The temperature distribution in bands 4, 12, and 19 shown in Fig. 2 is filled in Fig. 3 for all values between 4 and 19. In addition, the slope line in Fig. 2 and the slope line in Fig. 3 are similar to each other. This method was repeated for time and log variables. The scatter and slope plots for Pseudomonas and TVC are similar between Figs. 2 and 3.

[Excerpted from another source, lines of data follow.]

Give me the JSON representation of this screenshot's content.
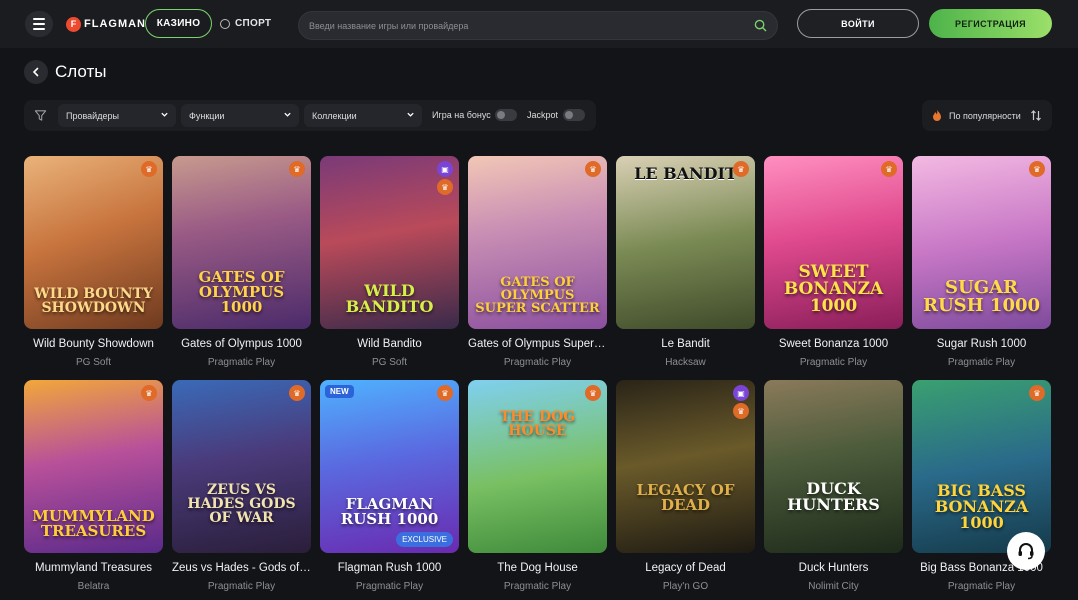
{
  "header": {
    "logo_text": "FLAGMAN",
    "nav": {
      "casino": "КАЗИНО",
      "sport": "СПОРТ"
    },
    "search_placeholder": "Введи название игры или провайдера",
    "login": "ВОЙТИ",
    "register": "РЕГИСТРАЦИЯ"
  },
  "page": {
    "title": "Слоты"
  },
  "filters": {
    "providers": "Провайдеры",
    "features": "Функции",
    "collections": "Коллекции",
    "bonus_play": "Игра на бонус",
    "jackpot": "Jackpot",
    "sort": "По популярности"
  },
  "games": [
    {
      "title": "Wild Bounty Showdown",
      "provider": "PG Soft",
      "art": "WILD BOUNTY SHOWDOWN",
      "badge": "trophy"
    },
    {
      "title": "Gates of Olympus 1000",
      "provider": "Pragmatic Play",
      "art": "GATES OF OLYMPUS 1000",
      "badge": "trophy"
    },
    {
      "title": "Wild Bandito",
      "provider": "PG Soft",
      "art": "WILD BANDITO",
      "badge": "gift+trophy"
    },
    {
      "title": "Gates of Olympus Super Scatter",
      "provider": "Pragmatic Play",
      "art": "GATES OF OLYMPUS SUPER SCATTER",
      "badge": "trophy"
    },
    {
      "title": "Le Bandit",
      "provider": "Hacksaw",
      "art": "LE BANDIT",
      "badge": "trophy"
    },
    {
      "title": "Sweet Bonanza 1000",
      "provider": "Pragmatic Play",
      "art": "SWEET BONANZA 1000",
      "badge": "trophy"
    },
    {
      "title": "Sugar Rush 1000",
      "provider": "Pragmatic Play",
      "art": "SUGAR RUSH 1000",
      "badge": "trophy"
    },
    {
      "title": "Mummyland Treasures",
      "provider": "Belatra",
      "art": "MUMMYLAND TREASURES",
      "badge": "trophy"
    },
    {
      "title": "Zeus vs Hades - Gods of War",
      "provider": "Pragmatic Play",
      "art": "ZEUS VS HADES GODS OF WAR",
      "badge": "trophy"
    },
    {
      "title": "Flagman Rush 1000",
      "provider": "Pragmatic Play",
      "art": "FLAGMAN RUSH 1000",
      "badge": "trophy",
      "tag": "NEW",
      "exclusive": "EXCLUSIVE"
    },
    {
      "title": "The Dog House",
      "provider": "Pragmatic Play",
      "art": "THE DOG HOUSE",
      "badge": "trophy"
    },
    {
      "title": "Legacy of Dead",
      "provider": "Play'n GO",
      "art": "LEGACY OF DEAD",
      "badge": "gift+trophy"
    },
    {
      "title": "Duck Hunters",
      "provider": "Nolimit City",
      "art": "DUCK HUNTERS",
      "badge": "none"
    },
    {
      "title": "Big Bass Bonanza 1000",
      "provider": "Pragmatic Play",
      "art": "BIG BASS BONANZA 1000",
      "badge": "trophy"
    }
  ],
  "icons": {
    "menu": "menu-icon",
    "search": "search-icon",
    "back": "back-arrow-icon",
    "filter": "filter-icon",
    "chevron": "chevron-down-icon",
    "flame": "flame-icon",
    "sort": "sort-arrows-icon",
    "trophy": "trophy-icon",
    "gift": "gift-icon",
    "support": "headset-icon"
  },
  "colors": {
    "accent_green": "#7bd46a",
    "register_gradient_start": "#4db34a",
    "register_gradient_end": "#9be06a",
    "badge_orange": "#e06a27",
    "badge_purple": "#7a44d6",
    "background": "#131418"
  }
}
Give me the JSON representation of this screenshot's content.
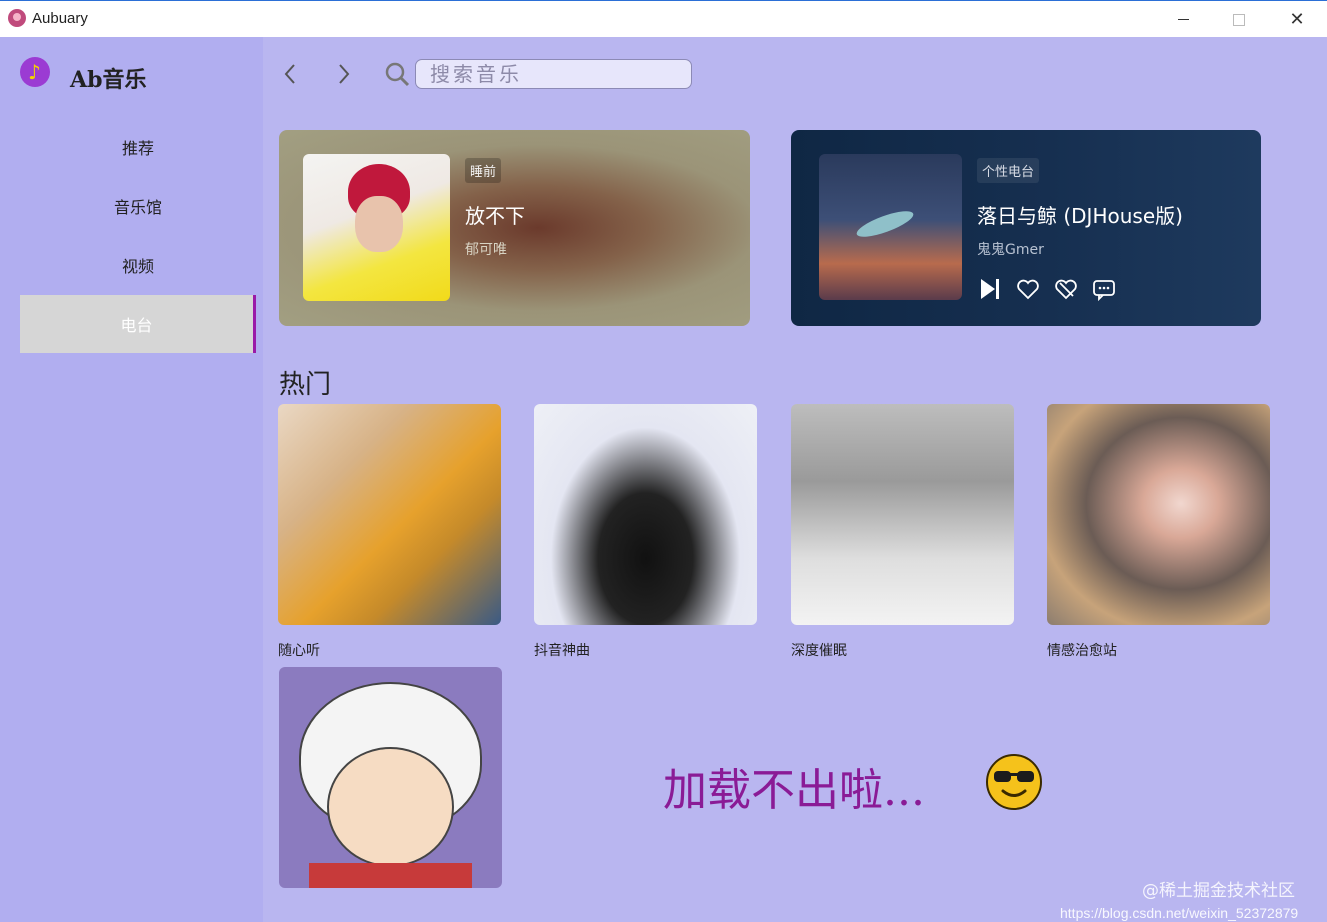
{
  "window": {
    "title": "Aubuary"
  },
  "sidebar": {
    "brand": "Ab音乐",
    "items": [
      {
        "label": "推荐",
        "active": false
      },
      {
        "label": "音乐馆",
        "active": false
      },
      {
        "label": "视频",
        "active": false
      },
      {
        "label": "电台",
        "active": true
      }
    ]
  },
  "search": {
    "placeholder": "搜索音乐",
    "value": ""
  },
  "featured": [
    {
      "tag": "睡前",
      "title": "放不下",
      "artist": "郁可唯"
    },
    {
      "tag": "个性电台",
      "title": "落日与鲸 (DJHouse版)",
      "artist": "鬼鬼Gmer"
    }
  ],
  "hot": {
    "title": "热门",
    "items": [
      {
        "label": "随心听"
      },
      {
        "label": "抖音神曲"
      },
      {
        "label": "深度催眠"
      },
      {
        "label": "情感治愈站"
      }
    ]
  },
  "loading_text": "加载不出啦...",
  "watermark": {
    "line1": "@稀土掘金技术社区",
    "line2": "https://blog.csdn.net/weixin_52372879"
  },
  "colors": {
    "background": "#b9b6f0",
    "sidebar": "#b1aef0",
    "accent": "#9a1aa8",
    "loading": "#8a1b96"
  }
}
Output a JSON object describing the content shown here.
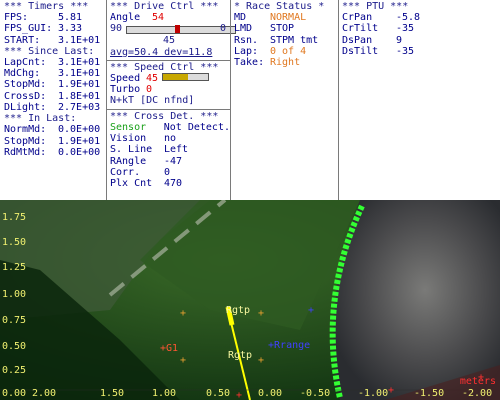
{
  "timers": {
    "header": "*** Timers ***",
    "rows": [
      {
        "label": "FPS:",
        "value": "5.81"
      },
      {
        "label": "FPS_GUI:",
        "value": "3.33"
      },
      {
        "label": "START:",
        "value": "3.1E+01"
      }
    ],
    "since_header": "*** Since Last:",
    "since_rows": [
      {
        "label": "LapCnt:",
        "value": "3.1E+01"
      },
      {
        "label": "MdChg:",
        "value": "3.1E+01"
      },
      {
        "label": "StopMd:",
        "value": "1.9E+01"
      },
      {
        "label": "CrossD:",
        "value": "1.8E+01"
      },
      {
        "label": "DLight:",
        "value": "2.7E+03"
      }
    ],
    "in_header": "*** In Last:",
    "in_rows": [
      {
        "label": "NormMd:",
        "value": "0.0E+00"
      },
      {
        "label": "StopMd:",
        "value": "1.9E+01"
      },
      {
        "label": "RdMtMd:",
        "value": "0.0E+00"
      }
    ]
  },
  "drive": {
    "header": "*** Drive Ctrl ***",
    "angle_label": "Angle",
    "angle_value": "54",
    "bar_left": "90",
    "bar_right": "0",
    "angle_readout": "45",
    "avg_text": "avg=50.4 dev=11.8",
    "speed_header": "*** Speed Ctrl ***",
    "speed_label": "Speed",
    "speed_value": "45",
    "speed_fill": 0.55,
    "turbo_label": "Turbo",
    "turbo_value": "0",
    "nkt": "N+kT [DC nfnd]",
    "cross_header": "*** Cross Det. ***",
    "cross_rows": [
      {
        "label": "Sensor",
        "value": "Not Detect."
      },
      {
        "label": "Vision",
        "value": "no"
      },
      {
        "label": "S. Line",
        "value": "Left"
      },
      {
        "label": "RAngle",
        "value": "-47"
      },
      {
        "label": "Corr.",
        "value": "0"
      },
      {
        "label": "Plx Cnt",
        "value": "470"
      }
    ]
  },
  "race": {
    "header": "* Race Status *",
    "rows": [
      {
        "label": "MD",
        "value": "NORMAL"
      },
      {
        "label": "LMD",
        "value": "STOP"
      },
      {
        "label": "Rsn.",
        "value": "STPM tmt"
      },
      {
        "label": "Lap:",
        "value": "0 of 4"
      },
      {
        "label": "Take:",
        "value": "Right"
      }
    ]
  },
  "ptu": {
    "header": "*** PTU ***",
    "rows": [
      {
        "label": "CrPan",
        "value": "-5.8"
      },
      {
        "label": "CrTilt",
        "value": "-35"
      },
      {
        "label": "DsPan",
        "value": "9"
      },
      {
        "label": "DsTilt",
        "value": "-35"
      }
    ]
  },
  "camera": {
    "y_ticks": [
      "1.75",
      "1.50",
      "1.25",
      "1.00",
      "0.75",
      "0.50",
      "0.25",
      "0.00"
    ],
    "x_ticks": [
      "2.00",
      "1.50",
      "1.00",
      "0.50",
      "0.00",
      "-0.50",
      "-1.00",
      "-1.50",
      "-2.00"
    ],
    "units": "meters",
    "markers": {
      "g1": "G1",
      "rgtp_top": "Rgtp",
      "rgtp_bottom": "Rgtp",
      "range": "Rrange"
    }
  }
}
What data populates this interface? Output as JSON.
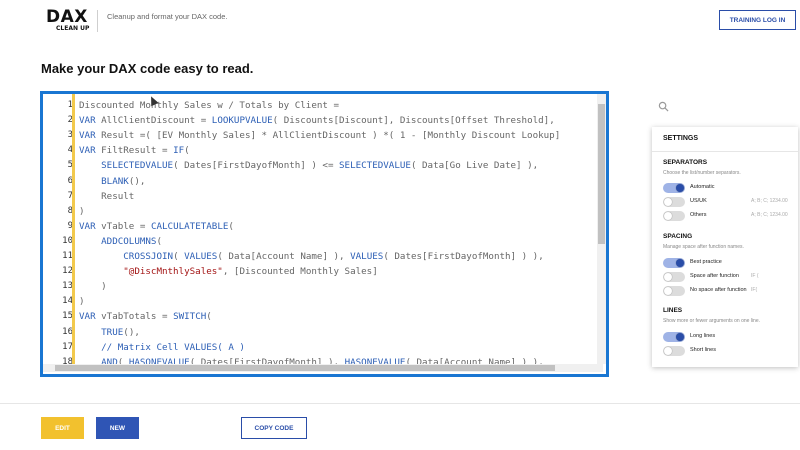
{
  "header": {
    "logo_main": "DAX",
    "logo_sub": "CLEAN UP",
    "tagline": "Cleanup and format your DAX code.",
    "training_button": "TRAINING LOG IN"
  },
  "page_title": "Make your DAX code easy to read.",
  "editor": {
    "line_numbers": [
      "1",
      "2",
      "3",
      "4",
      "5",
      "6",
      "7",
      "8",
      "9",
      "10",
      "11",
      "12",
      "13",
      "14",
      "15",
      "16",
      "17",
      "18"
    ],
    "lines": [
      [
        {
          "t": "Discounted Monthly Sales w / Totals by Client =",
          "c": ""
        }
      ],
      [
        {
          "t": "VAR",
          "c": "kw"
        },
        {
          "t": " AllClientDiscount = ",
          "c": ""
        },
        {
          "t": "LOOKUPVALUE",
          "c": "fn"
        },
        {
          "t": "( Discounts[Discount], Discounts[Offset Threshold],",
          "c": ""
        }
      ],
      [
        {
          "t": "VAR",
          "c": "kw"
        },
        {
          "t": " Result =( [EV Monthly Sales] * AllClientDiscount ) *( 1 - [Monthly Discount Lookup]",
          "c": ""
        }
      ],
      [
        {
          "t": "VAR",
          "c": "kw"
        },
        {
          "t": " FiltResult = ",
          "c": ""
        },
        {
          "t": "IF",
          "c": "fn"
        },
        {
          "t": "(",
          "c": ""
        }
      ],
      [
        {
          "t": "    ",
          "c": ""
        },
        {
          "t": "SELECTEDVALUE",
          "c": "fn"
        },
        {
          "t": "( Dates[FirstDayofMonth] ) <= ",
          "c": ""
        },
        {
          "t": "SELECTEDVALUE",
          "c": "fn"
        },
        {
          "t": "( Data[Go Live Date] ),",
          "c": ""
        }
      ],
      [
        {
          "t": "    ",
          "c": ""
        },
        {
          "t": "BLANK",
          "c": "fn"
        },
        {
          "t": "(),",
          "c": ""
        }
      ],
      [
        {
          "t": "    Result",
          "c": ""
        }
      ],
      [
        {
          "t": ")",
          "c": ""
        }
      ],
      [
        {
          "t": "VAR",
          "c": "kw"
        },
        {
          "t": " vTable = ",
          "c": ""
        },
        {
          "t": "CALCULATETABLE",
          "c": "fn"
        },
        {
          "t": "(",
          "c": ""
        }
      ],
      [
        {
          "t": "    ",
          "c": ""
        },
        {
          "t": "ADDCOLUMNS",
          "c": "fn"
        },
        {
          "t": "(",
          "c": ""
        }
      ],
      [
        {
          "t": "        ",
          "c": ""
        },
        {
          "t": "CROSSJOIN",
          "c": "fn"
        },
        {
          "t": "( ",
          "c": ""
        },
        {
          "t": "VALUES",
          "c": "fn"
        },
        {
          "t": "( Data[Account Name] ), ",
          "c": ""
        },
        {
          "t": "VALUES",
          "c": "fn"
        },
        {
          "t": "( Dates[FirstDayofMonth] ) ),",
          "c": ""
        }
      ],
      [
        {
          "t": "        ",
          "c": ""
        },
        {
          "t": "\"@DiscMnthlySales\"",
          "c": "str"
        },
        {
          "t": ", [Discounted Monthly Sales]",
          "c": ""
        }
      ],
      [
        {
          "t": "    )",
          "c": ""
        }
      ],
      [
        {
          "t": ")",
          "c": ""
        }
      ],
      [
        {
          "t": "VAR",
          "c": "kw"
        },
        {
          "t": " vTabTotals = ",
          "c": ""
        },
        {
          "t": "SWITCH",
          "c": "fn"
        },
        {
          "t": "(",
          "c": ""
        }
      ],
      [
        {
          "t": "    ",
          "c": ""
        },
        {
          "t": "TRUE",
          "c": "fn"
        },
        {
          "t": "(),",
          "c": ""
        }
      ],
      [
        {
          "t": "    ",
          "c": ""
        },
        {
          "t": "// Matrix Cell VALUES( A )",
          "c": "cmt"
        }
      ],
      [
        {
          "t": "    ",
          "c": ""
        },
        {
          "t": "AND",
          "c": "fn"
        },
        {
          "t": "( ",
          "c": ""
        },
        {
          "t": "HASONEVALUE",
          "c": "fn"
        },
        {
          "t": "( Dates[FirstDayofMonth] ), ",
          "c": ""
        },
        {
          "t": "HASONEVALUE",
          "c": "fn"
        },
        {
          "t": "( Data[Account Name] ) ),",
          "c": ""
        }
      ]
    ]
  },
  "settings": {
    "title": "SETTINGS",
    "separators": {
      "title": "SEPARATORS",
      "desc": "Choose the list/number separators.",
      "options": [
        {
          "label": "Automatic",
          "example": "",
          "on": true
        },
        {
          "label": "US/UK",
          "example": "A; B; C; 1234.00",
          "on": false
        },
        {
          "label": "Others",
          "example": "A; B; C; 1234.00",
          "on": false
        }
      ]
    },
    "spacing": {
      "title": "SPACING",
      "desc": "Manage space after function names.",
      "options": [
        {
          "label": "Best practice",
          "example": "",
          "on": true
        },
        {
          "label": "Space after function",
          "example": "IF (",
          "on": false
        },
        {
          "label": "No space after function",
          "example": "IF(",
          "on": false
        }
      ]
    },
    "lines": {
      "title": "LINES",
      "desc": "Show more or fewer arguments on one line.",
      "options": [
        {
          "label": "Long lines",
          "example": "",
          "on": true
        },
        {
          "label": "Short lines",
          "example": "",
          "on": false
        }
      ]
    }
  },
  "footer": {
    "edit": "EDIT",
    "new": "NEW",
    "copy": "COPY CODE"
  },
  "colors": {
    "accent_blue": "#2a4da8",
    "editor_border": "#1976d2",
    "edit_yellow": "#f2c12e",
    "gutter_yellow": "#f2c94c"
  }
}
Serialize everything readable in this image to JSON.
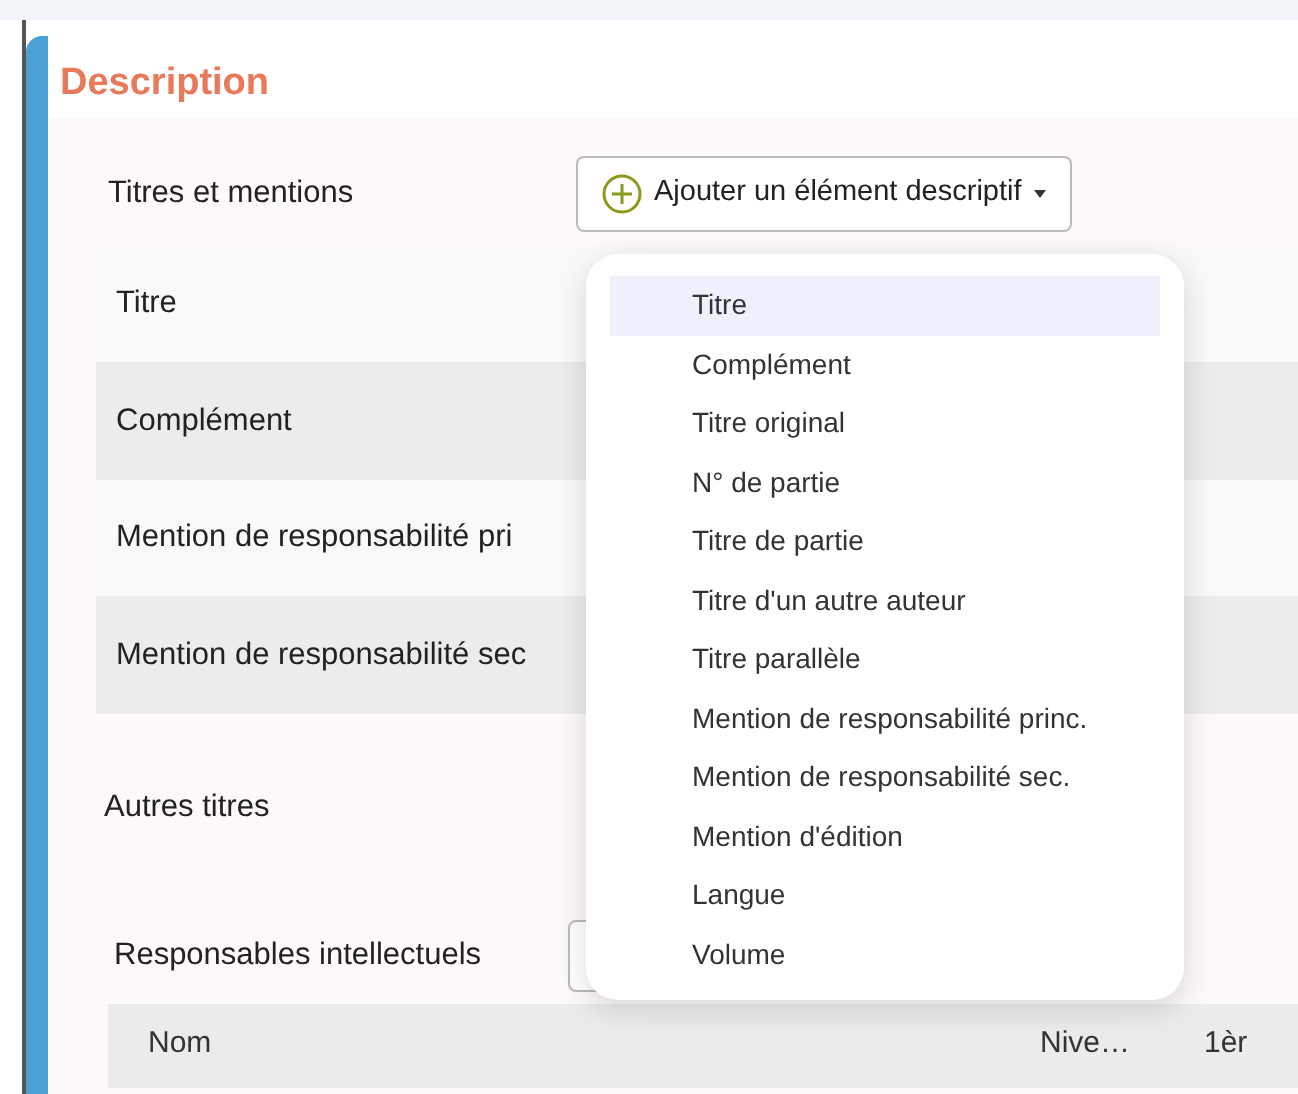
{
  "section": {
    "title": "Description"
  },
  "titles": {
    "label": "Titres et mentions",
    "add_button": "Ajouter un élément descriptif",
    "rows": [
      {
        "label": "Titre"
      },
      {
        "label": "Complément"
      },
      {
        "label": "Mention de responsabilité pri"
      },
      {
        "label": "Mention de responsabilité sec"
      }
    ]
  },
  "dropdown": {
    "items": [
      {
        "label": "Titre",
        "selected": true
      },
      {
        "label": "Complément",
        "selected": false
      },
      {
        "label": "Titre original",
        "selected": false
      },
      {
        "label": "N° de partie",
        "selected": false
      },
      {
        "label": "Titre de partie",
        "selected": false
      },
      {
        "label": "Titre d'un autre auteur",
        "selected": false
      },
      {
        "label": "Titre parallèle",
        "selected": false
      },
      {
        "label": "Mention de responsabilité princ.",
        "selected": false
      },
      {
        "label": "Mention de responsabilité sec.",
        "selected": false
      },
      {
        "label": "Mention d'édition",
        "selected": false
      },
      {
        "label": "Langue",
        "selected": false
      },
      {
        "label": "Volume",
        "selected": false
      }
    ]
  },
  "other_titles": {
    "label": "Autres titres"
  },
  "responsables": {
    "label": "Responsables intellectuels",
    "table": {
      "columns": [
        "Nom",
        "Nive…",
        "1èr"
      ]
    }
  }
}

Figure 4 shows the correlation graph of the original dataset, showing the effects of the parameters on each other. The sets of graphs, aggregated into column and dot plots, show the row-column cross interactions of temperature, time, and log data.

Figure 5 shows the correlation graph showing the effects of the parameters of the new augmented dataset on each other. The sets of graphs, aggregated into column and dot plots, show the row-column cross interactions of temperature, time, and log data.

When the formation of the part graphs in Fig. 5 is carefully examined, it is seen that the graphs are formed by staying within the frames of the part graphs drawn in Fig. 4. This examination shows us the similarity of the effects of the parameters in the old and new data set on each other. As a general conclusion, the similarity of the new data set with the original data set is proved by the correlation matrix graphs. Table 3 shows the results of the measurements performed on the original and new augmented data set values in terms of number of data, mean value, standard deviation, minimum, first quartile, half, last quartile, and maximum metrics.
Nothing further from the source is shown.